Крича каждый своё, и не слушая глупые мнения других, собравшиеся господа обсуждали виденное и пережитое днём.
— Представляете, — горячился старичок в пенсне и в бородке клинышком. — Десять тысяч раненных и пять тысяч убитых… И это в столице России. На моих глазах.., — кряхтя, взобрался на кафедру, — …Ша! — выставил ладонь в сторону Лесгафта, попытавшегося довести до сведения старикашки, что намечен другой докладчик. — Я сам видел, пока ехал сюда на конке, — задребезжал он с трибуны, уцепив себя за бородку, — как за нами гналась целая сотня казаков, во всю глотку вопя: «Бейте студента!»
— Это вас приняли за студента и хотели избить? — поинтересовался недовольный ущемлением своих председательских прав Лесгафт.
— Нет!

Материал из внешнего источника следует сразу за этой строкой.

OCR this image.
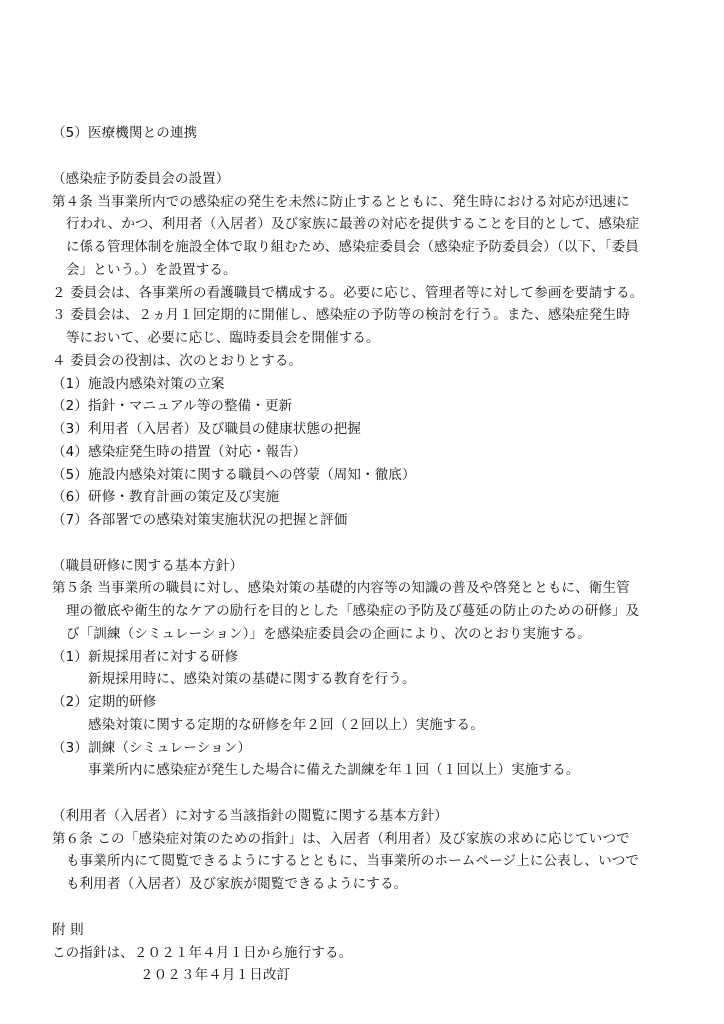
（5）医療機関との連携
（感染症予防委員会の設置）
第４条 当事業所内での感染症の発生を未然に防止するとともに、発生時における対応が迅速に
行われ、かつ、利用者（入居者）及び家族に最善の対応を提供することを目的として、感染症
に係る管理体制を施設全体で取り組むため、感染症委員会（感染症予防委員会）（以下、「委員
会」という。）を設置する。
２ 委員会は、各事業所の看護職員で構成する。必要に応じ、管理者等に対して参画を要請する。
３ 委員会は、２ヵ月１回定期的に開催し、感染症の予防等の検討を行う。また、感染症発生時
等において、必要に応じ、臨時委員会を開催する。
４ 委員会の役割は、次のとおりとする。
（1）施設内感染対策の立案
（2）指針・マニュアル等の整備・更新
（3）利用者（入居者）及び職員の健康状態の把握
（4）感染症発生時の措置（対応・報告）
（5）施設内感染対策に関する職員への啓蒙（周知・徹底）
（6）研修・教育計画の策定及び実施
（7）各部署での感染対策実施状況の把握と評価
（職員研修に関する基本方針）
第５条 当事業所の職員に対し、感染対策の基礎的内容等の知識の普及や啓発とともに、衛生管
理の徹底や衛生的なケアの励行を目的とした「感染症の予防及び蔓延の防止のための研修」及
び「訓練（シミュレーション）」を感染症委員会の企画により、次のとおり実施する。
（1）新規採用者に対する研修
新規採用時に、感染対策の基礎に関する教育を行う。
（2）定期的研修
感染対策に関する定期的な研修を年２回（２回以上）実施する。
（3）訓練（シミュレーション）
事業所内に感染症が発生した場合に備えた訓練を年１回（１回以上）実施する。
（利用者（入居者）に対する当該指針の閲覧に関する基本方針）
第６条 この「感染症対策のための指針」は、入居者（利用者）及び家族の求めに応じていつで
も事業所内にて閲覧できるようにするとともに、当事業所のホームページ上に公表し、いつで
も利用者（入居者）及び家族が閲覧できるようにする。
附 則
この指針は、２０２１年４月１日から施行する。
２０２３年４月１日改訂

Студент — он и в Африке студент… В очках и шляпе, — занудливо стал объяснять старичок.
— Ну да, — насмешливо покивал головой ведущий собрание. — С кольцом в носу и в набедренной повязке…
— Один из казаков, — не слушая язвительные замечания, продолжил старикан, — видно через окно его заметил и с подвывом заорал: «Лупи в хвост и в гриву очкарика-а!», — жестикулировал пожилой докладчик. — Всё на моих глазах было и нечего усмехаться, — набросился на председателя. — Остановив вагон, дикари вытащили студента и стали избивать нагайками и ногами…
— Они от самой Африки за ним гнались? — попытался уточнить Лесгафт.
— Нет. От Зимнего, — огрызнулся старичок и, сделав жалостливое лицо, продолжил: — Бедный студент только и мог стонать: «Мама, мама-а…»
Услышав такие ужасы, сидевший неподалёку Гапон привычно уже пустил слезу, представив себя на месте несчастного юноши, а Лесгафт, наоборот, разозлился от этого душещипательного эпизода.
— А вот мне рассказали, что на Большом проспекте Петербургской стороны эскадрон кавалерии лейб–гвардии Конного полка остановил конку на том основании, что сидевший в империале студент назвал их опричниками.
— Кем они и являются, — сумел вставить старичок, покидая трибуну.
Лесгафт неожиданно увлёкся повествованием: «Наверное, от дедушки заразился», усмехнувшись, подумал он.
— Офицер в грубой форме… шпак, очкарик… Потребовал выйти из транспортного средства, и пока бедняга сходил, целый взвод во главе с офицером стали рубить его шашками…
У Гапона опять намокли глаза от столь трагической картины, а присевший рядом старичок прошептал: «И он закричал: мама, мама-а», — громко высморкавшись в платок, дедуля подозрительно покосился на попа–расстри–гу — не с охранки ли чучело?
— … В эту минуту, — взобрался на кафедру Лесгафт, чтоб вещать на весь зал, — приблизился отряд городовых, и стал рубить заступившегося за студента рабочего. И его тоже забили до смерти. Одна из пассажирок конки видела даже два гроба, доставленных к вагону, куда положили останки убитых, — покинув кафедру, подошёл к старичку с Гапоном. — Это я к тому, что бывают и непроверенные слухи, — сказал клинобородому дедушке. — А вы, как сообщил мне Алексей Максимович — посланец отца Гапона? Прошу вас за трибуну.
Взойдя на кафедру, Гапон оглядел зал и поздоровался, как в «Собрании» с рабочими:
— Здравствуйте. Многие лета вам.
И под негромкие смешки продолжил:
— Теперь время не для речей, а для действия. Рабочие доказали, что умеют умирать, но, к сожалению, они безоружны. А с голыми руками трудно бороться против винтовок, шашек и револьверов. Теперь ваша очередь помочь им. Накануне девятого января нам обещали триста револьверов и бомбы. Но обманули. А из магазина Чижова мы достали только двадцать револьверов, — прикусил язык. — Нужно оружие! — под аплодисменты сошёл с кафедры.
«Артистические переливы тембра, поднятые вверх руки и закатанные к небесам глаза… Всё это рассчитано на рабочих. На их низкий умственный уровень… А здесь жесты благословения и переливы голоса роли не играют. Здесь важен смысл. То–то Лесгафт дипломатично посмеялся над старичком в пенсне», — улыбнулся Рутенберг — умный и хладнокровный человек, показавший пешке, что она пешкой и осталась, не сумев пробиться в ферзи.